Reverse Engineering Software with Assembly Language

3 minute read

WHY REVERSE ENGINEER?

So you have some program/software and you don’t know exactly what it does, maybe the code is proprietary thus you cant read the code and figure it out, you want to inspect a piece of malicious software/virus. Here is why you might want to do some RE:

  • To achieve Interoperability Make some system work with software or hardware you already have

  • To figure out how it works

  • Keygen/Cracks

  • Exploit Development

  • Proprietary File Formats

Assumptions

Before Proceeding It is important that the reader have some knowledge of the following concepts:

  1. Endianness

  2. Data structures

  3. Hexadecimal notation

  4. Intel Architecture

Assembly Language

A very low level programming language generated by compilers and translatable to machine code directly. Offers more control but less abstraction and would require alot of typing.

The goal is not to write programs in assembly code though i have written some basic bootloaders with assembly you can check out the project here but to be able to read and understand disassembled code from a piece of software you want to reverse engineer.

The Stack Data Structure

  • LIFO data structure
push ebp
mov esp,ebp
sub esp,0x08
mov eax,45
mov ebx,43
add eax,ebx
call sym_add
ret

The Heap

Associated with Dynamic memory allocation

The BSS Section

Contains all Uninitialized variables

The Text Section

Contains the actual executable instructions( code )

The Registers

General Purpose

  1. EAX return values
  2. EBX Base register for memory access
  3. ECX Loop Counter
  4. EDX Data Register for I/O

Segment Registers

Usually are named with Two letter abbreviations

  1. CS Stores code segment

  2. DS Stores Data segment
  3. ES,FS,GS Far addressing (video mem etc)
  4. SS Stack segment usually same as EDX

Indexes and Pointers

  1. EDI Destination index register for array ops
  2. ESI Source index register array ops
  3. EBP Base Pointer bottom of stack frame
  4. ESP Stack Pointer top of stack frame
  5. EIP Instruction Pointer to next instruction to be executed

The E prefix is for 32-bit, 16-bit and 8-bit are without the E prefix and finally for 64-bit the prefix is R instead of E however, forward compatibility is maintained

Flags Register

Holds 32 registers in total One bit values

  1. ZF Zero Flag Set to 1 if result of previous op is 0
  2. SF Sign Flag Set to 1 if result of previous op is negative -

Calling Conventions

CDECL

Arguments are passed on the stack in Right-to-Left order

Return Values are passed to EAX

The Calling Function cleans the stack

Allowing for Variadic functions as caller knows the number of arguments

STDCALL (AKA WINAPI)

Arguments are passed on the stack in Right-to-Left order

Return Values are passed to EAX

The Called Function cleans the stack

FASTCALL

The first 2 or 3 (32-bit or smaller ) arguments are passed directly in registers with the most commonly used registers being EDX, EAX, and ECX .

The Calling Function (usually) cleans the stack

THISCALL (C++)

Only Non-Static Member Functions. Also Non-Variadic

The Pointer to the class object is passed in ECX, and return value is passed to EAX.

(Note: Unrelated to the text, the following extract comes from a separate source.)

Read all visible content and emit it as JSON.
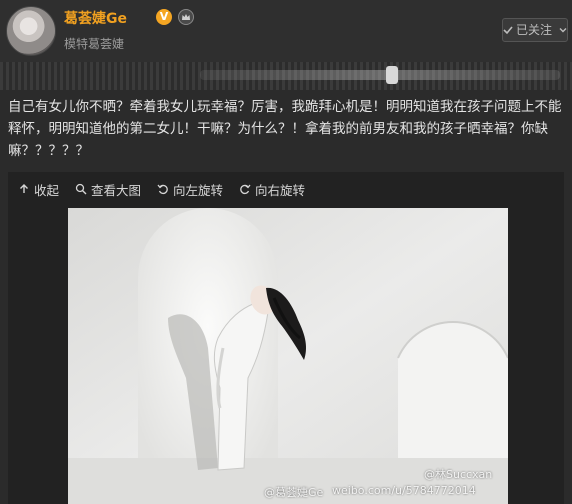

The Called Function cleans the Stack

OPERAND TYPES

  • Immediates :03xf

  • Registers :EAX,.…ECX the values themselves

  • Memory adrresses [0x80542a], [eax]

  • Offset Types by bytes [eax + 0x4]

  • Sibs which are offsets by multiplication and addition [ eax * 4 + ecx ] , [eax * 2 + ecx]

OPS

  • mov Move destination, source reg,mem,immediate any combination

  • add,sub addition and subtraction

  • cmp compare subtract source from destination and assign a flag if ZF is 1 the destination and source are equivalent

  • test test does bitwise and of source and destination and assigns a flag to ZF or SF depending on the result

  • jcc/jmp conditional and regular jumps jz/jnz if ZF is zero or not jump ja/jae jump above and jump above equal jb/jbe/bjnb jump below and jump below equal

  • push/pop one operand and operate on stack

  • bitwise ops : and, or , xor, not

Recognizing Programming Constructs

Function Prologue and Epilogue

push ebp
mov ebp, esp
sub esp, N

...
mov esp,ebp
pop ebp
ret

About CALL and RET

Have an Implicit Operation

Call will push EIP onto the Stack while Return will pop the EIP pointer from the stack

LOOPS

ECX is usually loop counter conditional jumps based on loop counter easier to spot in call graphs

SWITCH STATEMENTS

jmp dwords endian formatted mem addressess with controlled offsets

Winding Up

Hopefully now you are familiar with some basic assembly language syntax and are now able to identify common programming structures like loops, switches, functions etc from some disassembled binary code.

In the future we will look at how to get this assembly code from compiled binaries as well as how to do some practical reverse engineering.